ECLI:NL:RBDHA:2018:12712
Rechtbank Den Haag
- Mondelinge uitspraak
- Rechtspraak.nl
Terugkeerbesluit en de toepassing van het arrest Z.Zh. en I.O. in vreemdelingenzaken
In deze zaak heeft de Rechtbank Den Haag op 15 oktober 2018 uitspraak gedaan in een bestuursrechtelijke procedure betreffende een terugkeerbesluit van de staatssecretaris van Justitie en Veiligheid. Eiser, een Albanees, had een terugkeerbesluit ontvangen op 1 augustus 2018, waarin hem werd meegedeeld dat hij de Europese Unie binnen 28 dagen diende te verlaten. Eiser heeft hiertegen beroep aangetekend, maar is niet verschenen op de zitting. De rechtbank heeft de zaak behandeld en direct na de zitting mondeling uitspraak gedaan.

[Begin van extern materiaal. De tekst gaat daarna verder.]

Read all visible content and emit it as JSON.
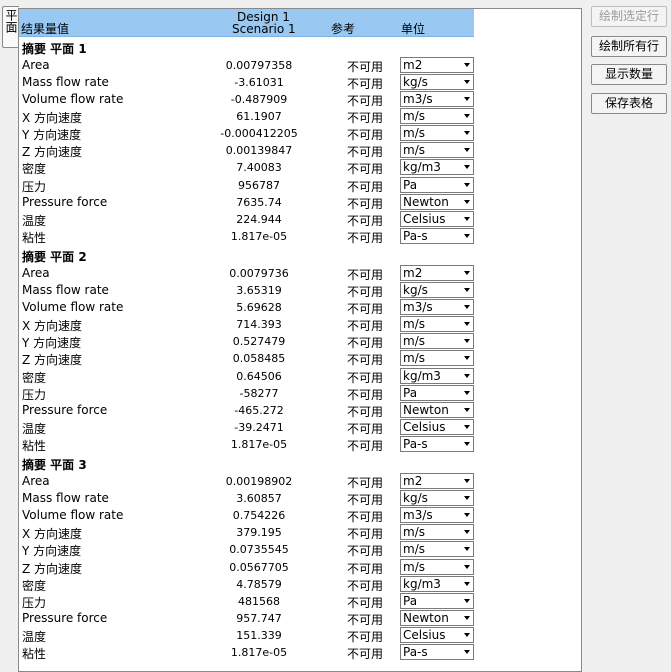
{
  "side_tab": "平面",
  "header": {
    "name_col": "结果量值",
    "design": "Design 1",
    "scenario": "Scenario 1",
    "ref_col": "参考",
    "unit_col": "单位"
  },
  "buttons": [
    {
      "label": "绘制选定行",
      "enabled": false
    },
    {
      "label": "绘制所有行",
      "enabled": true
    },
    {
      "label": "显示数量",
      "enabled": true
    },
    {
      "label": "保存表格",
      "enabled": true
    }
  ],
  "sections": [
    {
      "title": "摘要 平面 1",
      "rows": [
        {
          "name": "Area",
          "value": "0.00797358",
          "ref": "不可用",
          "unit": "m2"
        },
        {
          "name": "Mass flow rate",
          "value": "-3.61031",
          "ref": "不可用",
          "unit": "kg/s"
        },
        {
          "name": "Volume flow rate",
          "value": "-0.487909",
          "ref": "不可用",
          "unit": "m3/s"
        },
        {
          "name": "X 方向速度",
          "value": "61.1907",
          "ref": "不可用",
          "unit": "m/s"
        },
        {
          "name": "Y 方向速度",
          "value": "-0.000412205",
          "ref": "不可用",
          "unit": "m/s"
        },
        {
          "name": "Z 方向速度",
          "value": "0.00139847",
          "ref": "不可用",
          "unit": "m/s"
        },
        {
          "name": "密度",
          "value": "7.40083",
          "ref": "不可用",
          "unit": "kg/m3"
        },
        {
          "name": "压力",
          "value": "956787",
          "ref": "不可用",
          "unit": "Pa"
        },
        {
          "name": "Pressure force",
          "value": "7635.74",
          "ref": "不可用",
          "unit": "Newton"
        },
        {
          "name": "温度",
          "value": "224.944",
          "ref": "不可用",
          "unit": "Celsius"
        },
        {
          "name": "粘性",
          "value": "1.817e-05",
          "ref": "不可用",
          "unit": "Pa-s"
        }
      ]
    },
    {
      "title": "摘要 平面 2",
      "rows": [
        {
          "name": "Area",
          "value": "0.0079736",
          "ref": "不可用",
          "unit": "m2"
        },
        {
          "name": "Mass flow rate",
          "value": "3.65319",
          "ref": "不可用",
          "unit": "kg/s"
        },
        {
          "name": "Volume flow rate",
          "value": "5.69628",
          "ref": "不可用",
          "unit": "m3/s"
        },
        {
          "name": "X 方向速度",
          "value": "714.393",
          "ref": "不可用",
          "unit": "m/s"
        },
        {
          "name": "Y 方向速度",
          "value": "0.527479",
          "ref": "不可用",
          "unit": "m/s"
        },
        {
          "name": "Z 方向速度",
          "value": "0.058485",
          "ref": "不可用",
          "unit": "m/s"
        },
        {
          "name": "密度",
          "value": "0.64506",
          "ref": "不可用",
          "unit": "kg/m3"
        },
        {
          "name": "压力",
          "value": "-58277",
          "ref": "不可用",
          "unit": "Pa"
        },
        {
          "name": "Pressure force",
          "value": "-465.272",
          "ref": "不可用",
          "unit": "Newton"
        },
        {
          "name": "温度",
          "value": "-39.2471",
          "ref": "不可用",
          "unit": "Celsius"
        },
        {
          "name": "粘性",
          "value": "1.817e-05",
          "ref": "不可用",
          "unit": "Pa-s"
        }
      ]
    },
    {
      "title": "摘要 平面 3",
      "rows": [
        {
          "name": "Area",
          "value": "0.00198902",
          "ref": "不可用",
          "unit": "m2"
        },
        {
          "name": "Mass flow rate",
          "value": "3.60857",
          "ref": "不可用",
          "unit": "kg/s"
        },
        {
          "name": "Volume flow rate",
          "value": "0.754226",
          "ref": "不可用",
          "unit": "m3/s"
        },
        {
          "name": "X 方向速度",
          "value": "379.195",
          "ref": "不可用",
          "unit": "m/s"
        },
        {
          "name": "Y 方向速度",
          "value": "0.0735545",
          "ref": "不可用",
          "unit": "m/s"
        },
        {
          "name": "Z 方向速度",
          "value": "0.0567705",
          "ref": "不可用",
          "unit": "m/s"
        },
        {
          "name": "密度",
          "value": "4.78579",
          "ref": "不可用",
          "unit": "kg/m3"
        },
        {
          "name": "压力",
          "value": "481568",
          "ref": "不可用",
          "unit": "Pa"
        },
        {
          "name": "Pressure force",
          "value": "957.747",
          "ref": "不可用",
          "unit": "Newton"
        },
        {
          "name": "温度",
          "value": "151.339",
          "ref": "不可用",
          "unit": "Celsius"
        },
        {
          "name": "粘性",
          "value": "1.817e-05",
          "ref": "不可用",
          "unit": "Pa-s"
        }
      ]
    }
  ]
}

De rechtbank heeft het beroep ongegrond verklaard. De staatssecretaris had vastgesteld dat eiser geen rechtmatig verblijf had en dat hij een gevaar vormde voor de openbare orde vanwege een gepleegd strafbaar feit. Eiser bevond zich nog in zijn vrije termijn, maar deze was geëindigd door zijn strafrechtelijke aanhouding. De rechtbank oordeelde dat de staatssecretaris voldoende redenen had om te concluderen dat eiser zich mogelijk zou onttrekken aan het toezicht, gezien zijn gebrek aan een vaste woon- en verblijfplaats en onvoldoende middelen van bestaan.
Eiser voerde aan dat hij onterecht als onrechtmatig verblijfend werd beschouwd en dat het arrest Z.Zh. en I.O. van toepassing had moeten zijn. De rechtbank oordeelde echter dat de staatssecretaris het arrest op goede gronden niet had betrokken bij zijn besluitvorming. De rechtbank concludeerde dat er geen aanleiding was voor een proceskostenveroordeling en dat het beroep ongegrond was. Partijen hebben de mogelijkheid om binnen vier weken hoger beroep in te stellen bij de Afdeling bestuursrechtspraak van de Raad van State.